SymPhas 2.0 is a comprehensive framework that enables symbolic, parallel, and GPU-accelerated simulations of phase-field and reaction-diffusion models, significantly boosting computational efficiency and scalability.

Contribution

It introduces symbolic differentiation, finite difference stencils, and GPU acceleration to SymPhas, enabling large-scale, high-performance simulations of complex models.

Findings

Achieved up to 1,000x speedup on large systems

Enabled direct model definition from free-energy functionals

Successfully integrated GPU computing with symbolic expressions

Abstract

We present SymPhas 2.0, a major update of the compile-time symbolic algebra simulation framework SymPhas for phase-field and reaction-diffusion models.
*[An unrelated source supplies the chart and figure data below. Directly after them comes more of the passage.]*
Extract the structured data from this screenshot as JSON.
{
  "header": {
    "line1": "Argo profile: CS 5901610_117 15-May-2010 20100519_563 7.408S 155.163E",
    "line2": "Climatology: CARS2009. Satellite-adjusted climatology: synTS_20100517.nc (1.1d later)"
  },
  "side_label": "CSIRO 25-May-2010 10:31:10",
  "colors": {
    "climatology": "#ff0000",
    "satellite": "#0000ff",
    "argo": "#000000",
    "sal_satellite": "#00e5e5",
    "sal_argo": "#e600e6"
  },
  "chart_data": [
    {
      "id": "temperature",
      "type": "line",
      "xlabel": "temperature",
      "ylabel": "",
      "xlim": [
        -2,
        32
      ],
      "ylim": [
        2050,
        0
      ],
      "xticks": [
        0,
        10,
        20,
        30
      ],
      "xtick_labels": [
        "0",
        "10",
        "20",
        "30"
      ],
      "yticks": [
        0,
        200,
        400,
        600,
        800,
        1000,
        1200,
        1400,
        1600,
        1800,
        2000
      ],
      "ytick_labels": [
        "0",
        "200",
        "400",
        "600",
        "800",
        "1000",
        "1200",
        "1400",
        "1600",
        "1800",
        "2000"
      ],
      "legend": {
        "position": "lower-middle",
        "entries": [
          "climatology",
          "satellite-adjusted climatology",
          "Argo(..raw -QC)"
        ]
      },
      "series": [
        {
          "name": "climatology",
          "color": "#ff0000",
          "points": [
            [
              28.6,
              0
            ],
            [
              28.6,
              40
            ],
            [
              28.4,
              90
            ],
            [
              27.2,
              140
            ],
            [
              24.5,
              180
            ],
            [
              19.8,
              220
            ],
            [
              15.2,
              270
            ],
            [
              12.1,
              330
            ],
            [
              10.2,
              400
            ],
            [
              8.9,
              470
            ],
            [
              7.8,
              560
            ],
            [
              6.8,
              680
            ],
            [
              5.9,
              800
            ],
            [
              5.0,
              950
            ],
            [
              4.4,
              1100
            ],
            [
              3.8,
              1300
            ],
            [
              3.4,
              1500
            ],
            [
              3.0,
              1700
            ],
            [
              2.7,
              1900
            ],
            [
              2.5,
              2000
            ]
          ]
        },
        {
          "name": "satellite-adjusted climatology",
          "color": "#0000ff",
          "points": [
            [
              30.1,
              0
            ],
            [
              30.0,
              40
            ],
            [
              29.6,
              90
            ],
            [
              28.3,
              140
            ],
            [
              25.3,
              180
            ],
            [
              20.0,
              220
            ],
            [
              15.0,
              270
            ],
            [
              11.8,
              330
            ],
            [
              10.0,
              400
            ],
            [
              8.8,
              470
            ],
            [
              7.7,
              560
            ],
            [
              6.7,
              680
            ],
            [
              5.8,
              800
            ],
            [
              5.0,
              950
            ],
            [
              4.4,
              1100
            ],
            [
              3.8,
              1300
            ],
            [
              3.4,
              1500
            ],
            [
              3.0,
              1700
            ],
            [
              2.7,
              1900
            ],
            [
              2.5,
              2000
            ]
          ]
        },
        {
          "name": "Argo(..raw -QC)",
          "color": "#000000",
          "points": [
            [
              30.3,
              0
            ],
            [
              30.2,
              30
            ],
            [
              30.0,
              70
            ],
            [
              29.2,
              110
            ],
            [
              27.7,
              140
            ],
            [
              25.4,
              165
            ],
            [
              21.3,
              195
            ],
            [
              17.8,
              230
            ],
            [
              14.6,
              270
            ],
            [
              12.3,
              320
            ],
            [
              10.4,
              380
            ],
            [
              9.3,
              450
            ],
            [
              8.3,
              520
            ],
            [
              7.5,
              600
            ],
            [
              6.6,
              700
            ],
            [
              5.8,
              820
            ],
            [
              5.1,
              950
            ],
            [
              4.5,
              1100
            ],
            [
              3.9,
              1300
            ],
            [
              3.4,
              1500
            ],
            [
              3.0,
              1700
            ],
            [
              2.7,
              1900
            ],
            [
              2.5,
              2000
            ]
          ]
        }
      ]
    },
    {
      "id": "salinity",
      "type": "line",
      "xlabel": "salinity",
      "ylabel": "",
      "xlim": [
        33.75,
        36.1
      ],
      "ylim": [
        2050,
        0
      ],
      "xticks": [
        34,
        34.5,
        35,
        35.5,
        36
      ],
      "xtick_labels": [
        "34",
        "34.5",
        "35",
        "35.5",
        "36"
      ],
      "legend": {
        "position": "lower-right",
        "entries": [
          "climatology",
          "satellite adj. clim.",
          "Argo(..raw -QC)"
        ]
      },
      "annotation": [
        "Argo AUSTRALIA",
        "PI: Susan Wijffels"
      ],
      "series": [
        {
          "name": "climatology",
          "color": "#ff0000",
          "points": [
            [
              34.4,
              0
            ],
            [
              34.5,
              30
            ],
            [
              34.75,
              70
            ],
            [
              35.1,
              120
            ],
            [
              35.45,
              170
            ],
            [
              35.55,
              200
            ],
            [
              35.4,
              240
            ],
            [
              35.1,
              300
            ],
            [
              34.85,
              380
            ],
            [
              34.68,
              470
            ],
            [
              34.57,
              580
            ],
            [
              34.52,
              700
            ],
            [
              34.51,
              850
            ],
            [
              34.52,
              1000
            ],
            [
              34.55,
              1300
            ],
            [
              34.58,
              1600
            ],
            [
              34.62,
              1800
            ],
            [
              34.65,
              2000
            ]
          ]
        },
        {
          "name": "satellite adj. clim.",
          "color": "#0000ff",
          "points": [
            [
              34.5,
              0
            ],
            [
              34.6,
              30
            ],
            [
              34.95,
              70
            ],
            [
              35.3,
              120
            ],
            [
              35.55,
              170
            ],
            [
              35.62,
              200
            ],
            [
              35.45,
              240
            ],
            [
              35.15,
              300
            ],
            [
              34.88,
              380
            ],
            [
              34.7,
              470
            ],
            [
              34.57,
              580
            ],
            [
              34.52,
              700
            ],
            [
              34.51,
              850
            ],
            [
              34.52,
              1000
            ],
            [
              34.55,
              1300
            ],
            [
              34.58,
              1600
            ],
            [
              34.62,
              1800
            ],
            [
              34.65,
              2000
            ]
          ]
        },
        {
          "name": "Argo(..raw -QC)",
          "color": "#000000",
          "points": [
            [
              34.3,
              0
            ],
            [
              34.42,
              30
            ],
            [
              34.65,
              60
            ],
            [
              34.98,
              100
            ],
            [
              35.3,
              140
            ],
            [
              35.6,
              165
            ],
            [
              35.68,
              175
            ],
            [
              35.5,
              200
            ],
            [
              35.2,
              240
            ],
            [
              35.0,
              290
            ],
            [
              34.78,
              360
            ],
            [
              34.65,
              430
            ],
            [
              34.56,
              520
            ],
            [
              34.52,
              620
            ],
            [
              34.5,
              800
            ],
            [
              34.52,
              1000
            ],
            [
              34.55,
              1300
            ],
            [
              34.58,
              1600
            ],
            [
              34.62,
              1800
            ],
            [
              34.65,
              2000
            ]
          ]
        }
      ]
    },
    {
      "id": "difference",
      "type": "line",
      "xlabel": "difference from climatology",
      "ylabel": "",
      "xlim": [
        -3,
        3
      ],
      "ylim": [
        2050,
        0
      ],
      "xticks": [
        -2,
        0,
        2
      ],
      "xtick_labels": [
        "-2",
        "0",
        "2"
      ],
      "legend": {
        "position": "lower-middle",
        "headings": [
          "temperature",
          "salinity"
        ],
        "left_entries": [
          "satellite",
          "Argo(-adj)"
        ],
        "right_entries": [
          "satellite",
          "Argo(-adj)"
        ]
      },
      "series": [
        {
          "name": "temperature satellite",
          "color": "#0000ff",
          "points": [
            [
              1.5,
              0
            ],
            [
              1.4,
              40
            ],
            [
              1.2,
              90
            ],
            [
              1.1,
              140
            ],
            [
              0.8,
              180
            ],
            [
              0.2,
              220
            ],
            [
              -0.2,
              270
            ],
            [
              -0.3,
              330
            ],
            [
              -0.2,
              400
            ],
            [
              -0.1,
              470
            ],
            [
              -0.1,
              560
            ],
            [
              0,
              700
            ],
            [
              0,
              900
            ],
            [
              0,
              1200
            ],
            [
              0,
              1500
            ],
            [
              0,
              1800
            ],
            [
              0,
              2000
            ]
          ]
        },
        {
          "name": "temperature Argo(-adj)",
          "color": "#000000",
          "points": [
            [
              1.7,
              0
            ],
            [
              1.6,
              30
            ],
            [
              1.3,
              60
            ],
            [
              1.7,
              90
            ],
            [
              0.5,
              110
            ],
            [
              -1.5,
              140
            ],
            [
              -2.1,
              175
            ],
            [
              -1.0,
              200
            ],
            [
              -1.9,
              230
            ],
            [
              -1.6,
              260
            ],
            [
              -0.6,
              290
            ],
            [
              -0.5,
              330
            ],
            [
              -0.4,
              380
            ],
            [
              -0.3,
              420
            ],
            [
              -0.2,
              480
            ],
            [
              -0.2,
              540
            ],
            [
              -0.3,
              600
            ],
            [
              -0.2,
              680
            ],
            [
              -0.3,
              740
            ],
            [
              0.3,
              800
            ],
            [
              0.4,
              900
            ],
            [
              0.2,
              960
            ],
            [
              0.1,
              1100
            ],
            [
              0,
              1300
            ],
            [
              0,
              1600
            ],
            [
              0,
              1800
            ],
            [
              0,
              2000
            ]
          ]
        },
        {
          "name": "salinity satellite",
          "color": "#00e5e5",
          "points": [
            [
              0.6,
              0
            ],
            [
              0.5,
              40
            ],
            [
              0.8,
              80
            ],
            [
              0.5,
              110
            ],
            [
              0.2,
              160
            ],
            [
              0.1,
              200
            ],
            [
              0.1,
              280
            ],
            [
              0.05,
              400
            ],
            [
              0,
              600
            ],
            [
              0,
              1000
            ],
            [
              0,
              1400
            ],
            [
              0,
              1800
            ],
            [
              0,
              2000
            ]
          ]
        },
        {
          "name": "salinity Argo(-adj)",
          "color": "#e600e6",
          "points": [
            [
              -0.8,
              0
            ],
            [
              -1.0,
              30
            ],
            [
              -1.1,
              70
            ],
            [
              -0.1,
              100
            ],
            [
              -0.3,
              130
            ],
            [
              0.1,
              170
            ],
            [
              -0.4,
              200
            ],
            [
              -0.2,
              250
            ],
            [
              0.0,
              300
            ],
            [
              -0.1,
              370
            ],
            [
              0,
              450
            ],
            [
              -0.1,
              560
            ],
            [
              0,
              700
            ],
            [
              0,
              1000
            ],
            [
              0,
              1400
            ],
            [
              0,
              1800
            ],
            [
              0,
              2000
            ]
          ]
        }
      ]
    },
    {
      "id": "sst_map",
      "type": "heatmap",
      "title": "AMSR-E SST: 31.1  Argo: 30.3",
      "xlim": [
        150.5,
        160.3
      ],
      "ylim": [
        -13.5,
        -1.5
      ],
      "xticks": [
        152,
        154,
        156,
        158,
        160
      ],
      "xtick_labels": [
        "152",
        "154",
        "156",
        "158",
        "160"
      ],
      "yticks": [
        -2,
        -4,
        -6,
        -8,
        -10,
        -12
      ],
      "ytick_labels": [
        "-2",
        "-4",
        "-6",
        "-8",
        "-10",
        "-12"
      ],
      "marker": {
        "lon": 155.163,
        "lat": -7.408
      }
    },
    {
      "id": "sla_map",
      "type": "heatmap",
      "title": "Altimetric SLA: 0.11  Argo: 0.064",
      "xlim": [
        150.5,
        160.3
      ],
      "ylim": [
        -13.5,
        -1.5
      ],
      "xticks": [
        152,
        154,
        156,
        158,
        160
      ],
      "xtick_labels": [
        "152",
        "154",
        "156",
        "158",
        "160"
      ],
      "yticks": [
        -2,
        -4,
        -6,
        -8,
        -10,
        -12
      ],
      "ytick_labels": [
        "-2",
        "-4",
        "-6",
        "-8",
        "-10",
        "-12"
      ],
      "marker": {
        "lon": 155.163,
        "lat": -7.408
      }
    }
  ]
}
This release introduces significant expansions and enhancements that enable the definition of a phase-field model directly from the free-energy functional via compile-time evaluated functional differentiation. It also introduces directional derivatives, symbolic summation, tensor-valued expressions, and compile-time derived finite difference stencils of arbitrary order and accuracy. Furthermore, the code has been parallelized for CPUs with MPI, and GPU computing has been added using CUDA (Compute Unified Device Architecture). For the latter, symbolic expressions are compiled into optimized CUDA kernels, allowing large-scale simulations to execute entirely on the GPU. For large systems ($32,768^2$ in 2D and $1,024^3$ in 3D with double precision), speedups up to $\sim \!\!1,000 \times$ were obtained compared to the first version of SymPhas using multi-threaded CPU execution on a single system. These developments establish SymPhas 2.0 as a flexible and scalable framework for efficient implementation of phase-field and reaction-diffusion models on GPU-based high-performance computing platforms.